Forfeiting Partition Tolerance in Distributed Systems

jhugg · on July 6, 2015

I don't understand. When you run into partitions, you need to make a decision, risk being inconsistent or shut down. Ignoring the problem is just choosing inconsistency by default. You haven't actually gone CA.

nkeywal · on July 6, 2015

You could also shut down definitively, for example if the system is corrupted and cannot restart after a partition. There is no inconsistent history in this case, just complete unavailability (you could also claim being CP).

You can also be partly available and partly inconsistent (2PC with heuristic resolution). Here you're not AP nor CP.

Partition intolerance (CA) is a specification. It's saying any network partition is a serious issue for the system, and that may break one or more invariants (ex: atomicity in a sql database).

jhugg · on July 7, 2015

> You could also shut down definitively, for example if the system is corrupted and cannot restart after a partition. There is no inconsistent history in this case, just complete unavailability (you could also claim being CP).

This is precisely CP.

> You can also be partly available and partly inconsistent (2PC with heuristic resolution). Here you're not AP nor CP.

This is basically what the AP systems do, with various ways to manage inconsistency. Dynamo-style EC is but one.

> Partition intolerance (CA) is a specification. It's saying any network partition is a serious issue for the system, and that may break one or more invariants (ex: atomicity in a sql database).

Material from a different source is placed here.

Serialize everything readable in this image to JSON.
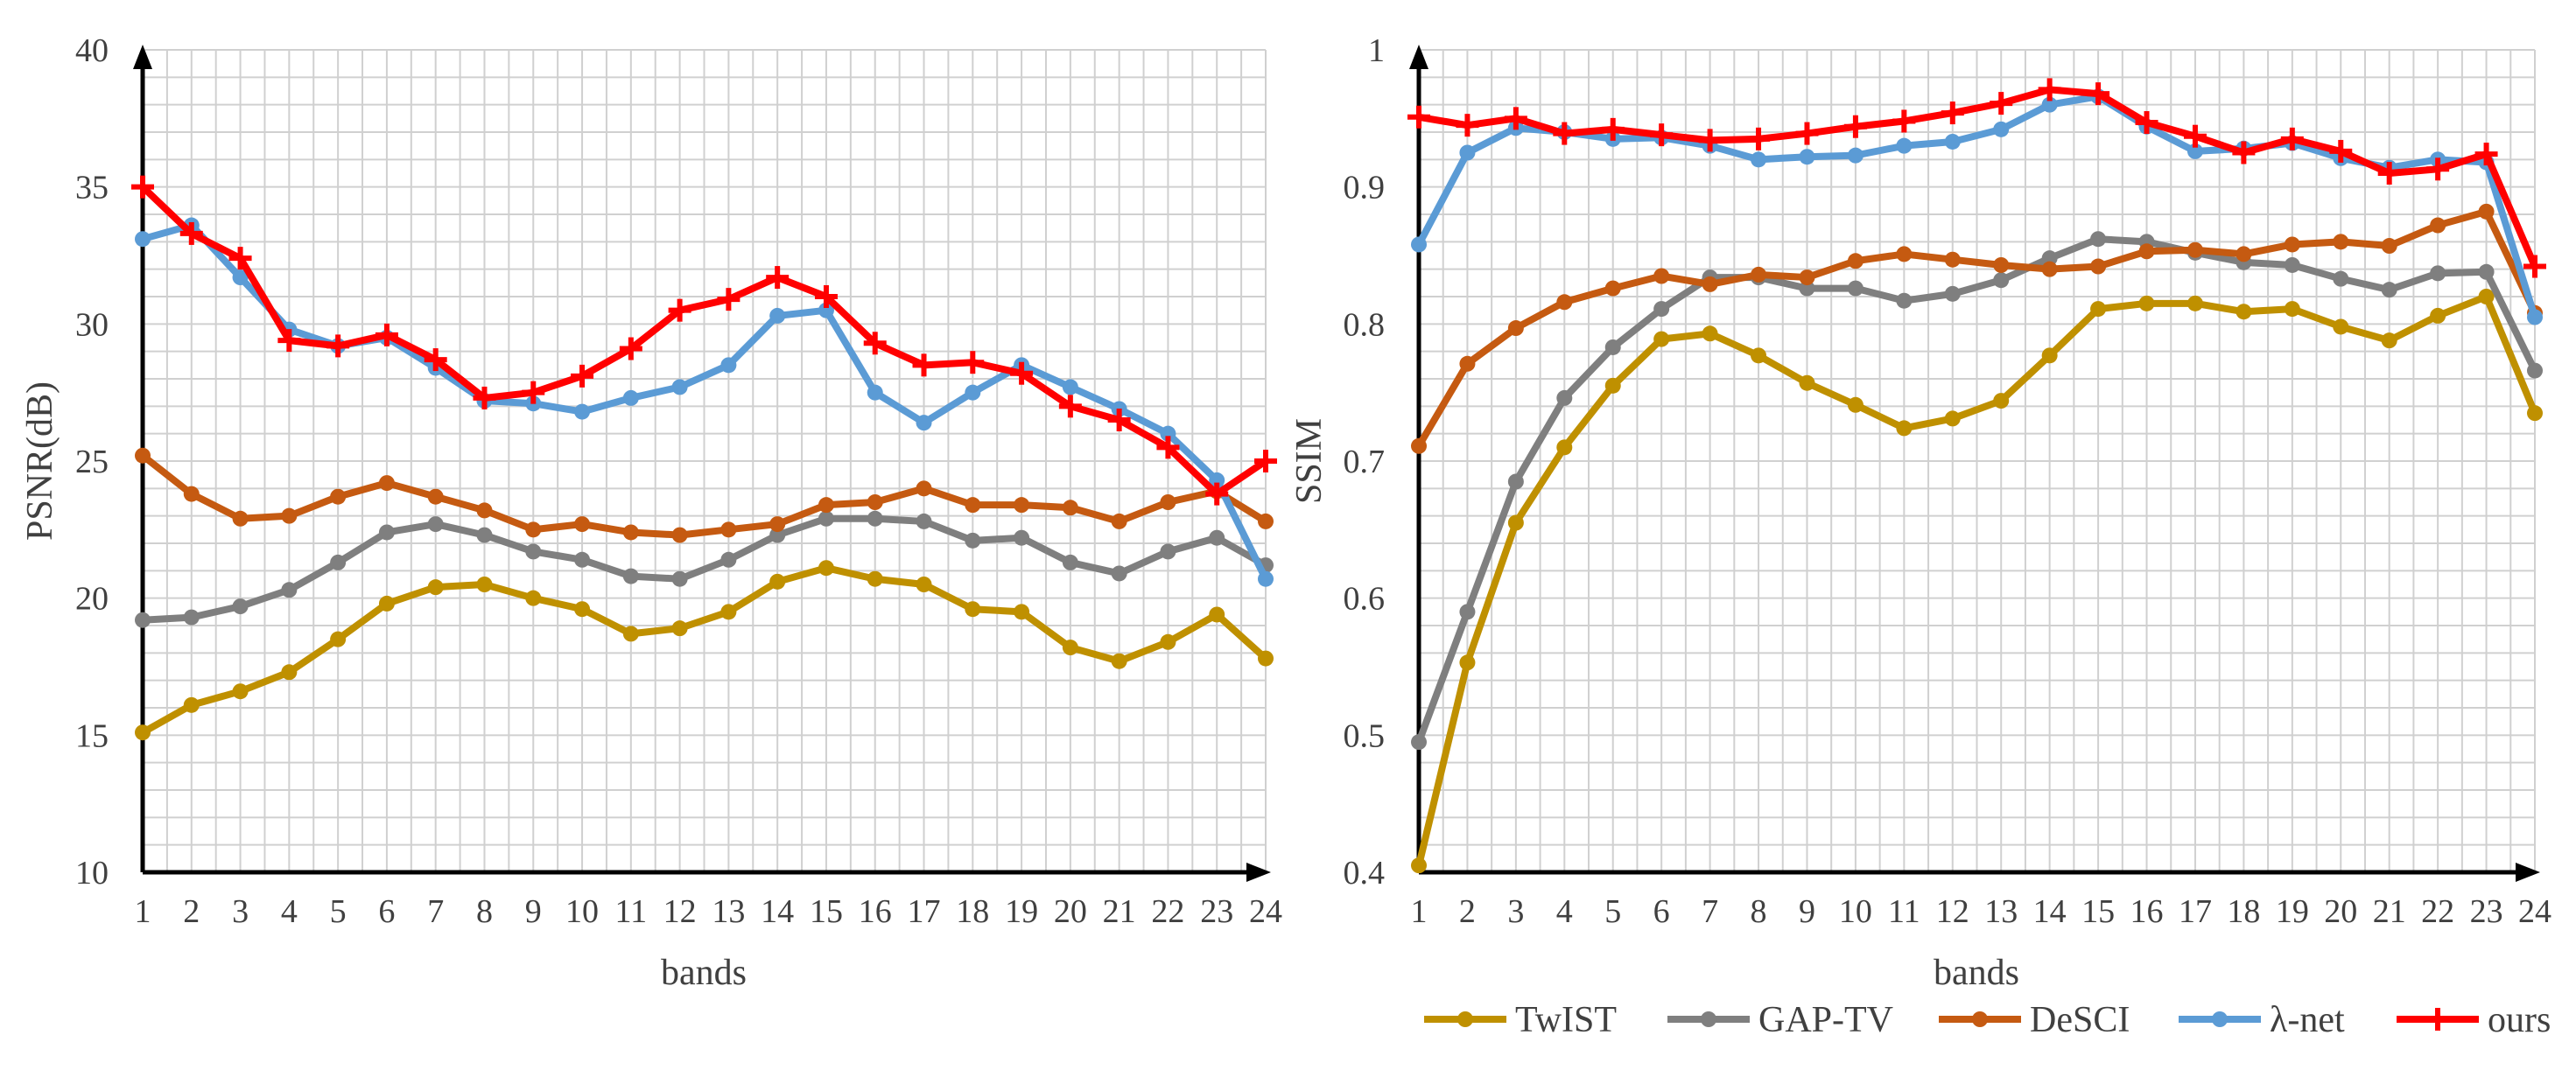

If you can break C in the face of a partition, then you're not CA, are you?

CA is not meaningful. CAP is about choosing between availability and consistency in the face of partitions, which are essentially unavoidable in any non-trivial multi-node system. There are maybe some interesting things to say about latency, but I suspect there isn't much that hasn't been said.

Side note: Mike Stonebraker posited in 2010 that partitions on a network are rare. I'm not going to outright call him wrong, but for the purposes of someone building a distributed system to be run for others on a non-appliance, you're going to run into plenty of partition events on a LAN. VoltDB changed the way our product behaved in version 3.0 to aggressively kill nodes if there is any potential for split brains. We originally intended this feature for the cloud only, but too many users with their own hardware were hitting partitions in surprising configurations.

nkeywal · on July 7, 2015

> This is precisely CP.

Hum. I would prefer to call 'precisely CP' a system that shutdown one of the partition, not one that cannot restart after a partition. Even if formally you can use both (i.e. CP/AP)

> VoltDB changed the way our product behaved in version 3.0 to aggressively kill nodes if there is any potential for split brains. We originally intended this feature for the cloud only,

Quite interesting.